Reputation: 883
The dataframe is generated as follows. What's the best way to count how many values are greater than the average of grouped by ["A", "B"]?
import numpy as np
import pandas as pd
keys = np.array([['A', 'B'], ['A', 'B'], ['A', 'B'],
['A', 'B'], ['C', 'D'], ['C', 'D'],
['C', 'D'], ['E', 'F'], ['E', 'F'],
['G', 'H']])
df = (pd.DataFrame(np.hstack([keys,np.random.randn(10,4).round(2)]),
columns = ['col1', 'col2', 'col3',
'col4', 'col5', 'col6'])
.astype({'col3': float,
'col4': float,
'col5': float,
'col6': float}))
I tried to first count the mean and then join the grouped-dataframe back to the original one, then do a sum(1).

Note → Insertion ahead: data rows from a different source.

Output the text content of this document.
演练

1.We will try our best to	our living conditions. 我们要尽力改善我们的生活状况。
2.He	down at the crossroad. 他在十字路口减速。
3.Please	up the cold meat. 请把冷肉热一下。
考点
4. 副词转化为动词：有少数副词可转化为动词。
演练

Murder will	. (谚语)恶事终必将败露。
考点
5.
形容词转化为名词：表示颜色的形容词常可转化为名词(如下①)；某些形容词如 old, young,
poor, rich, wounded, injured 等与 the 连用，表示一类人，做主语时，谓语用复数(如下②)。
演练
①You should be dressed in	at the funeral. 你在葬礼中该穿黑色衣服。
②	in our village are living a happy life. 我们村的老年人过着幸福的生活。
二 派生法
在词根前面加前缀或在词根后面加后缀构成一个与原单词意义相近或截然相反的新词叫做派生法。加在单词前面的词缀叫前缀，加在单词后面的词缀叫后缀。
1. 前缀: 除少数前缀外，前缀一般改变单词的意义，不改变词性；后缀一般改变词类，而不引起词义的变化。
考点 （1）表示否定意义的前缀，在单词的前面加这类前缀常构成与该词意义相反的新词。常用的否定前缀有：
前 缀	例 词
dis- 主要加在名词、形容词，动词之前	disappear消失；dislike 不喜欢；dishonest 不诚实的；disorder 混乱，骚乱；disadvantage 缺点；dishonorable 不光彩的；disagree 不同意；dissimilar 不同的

But that appears to be a little tedious.
df2 = pd.merge(df.groupby(["col1", "col2"]).mean(), df, left_on=["col1", "col2"], right_on=["col1", "col2"])
Upvotes: 0
Views: 3168
Reputation: 13255
You can do:
(df[['col3', 'col4', 'col5', 'col6']]>df.groupby(['col1','col2']).transform('mean')).sum()
col3 4
col4 6
col5 3
col6 6
dtype: int64
Upvotes: 2
Reputation: 54380
You would need the agg
method
In [28]: df.groupby(['col1', 'col2']).agg(lambda x: (x > x.mean()).sum())
Out[28]:
col3 col4 col5 col6
col1 col2
A B 1.0 2.0 2.0 2.0
C D 2.0 2.0 2.0 2.0
E F 1.0 1.0 1.0 1.0
G H 0.0 0.0 0.0 0.0
In essence, the x
is going to be array-like. x > x.mean()
gives True if the element is larger than the mean and 0 otherwise, sum
then counts the number of Trues.
Upvotes: 2
Reputation: 294508
numpy.add.at
and pandas.factorize
cols = ['col1', 'col2']
i, r = pd.factorize([*zip(*map(df.get, cols))])
v = df.drop(cols, 1).values
n, m = shape = len(r), v.shape[1]
b = np.zeros(shape)
c = np.zeros(shape)
d = np.zeros(shape, np.int64)
i0, i1 = i.repeat(m), np.tile(np.arange(m), len(v))
np.add.at(b, (i0, i1), v.ravel())
np.add.at(c, (i0, i1), 1)
np.add.at(d, (i0, i1), (v > (b / c)[i]).ravel())
pd.DataFrame(
d, pd.MultiIndex.from_tuples(r, names=cols),
df.columns.difference(cols)
)
col3 col4 col5 col6
col1 col2
A B 2 2 3 2
C D 2 1 1 2
E F 1 1 1 1
G H 0 0 0 0
Upvotes: 1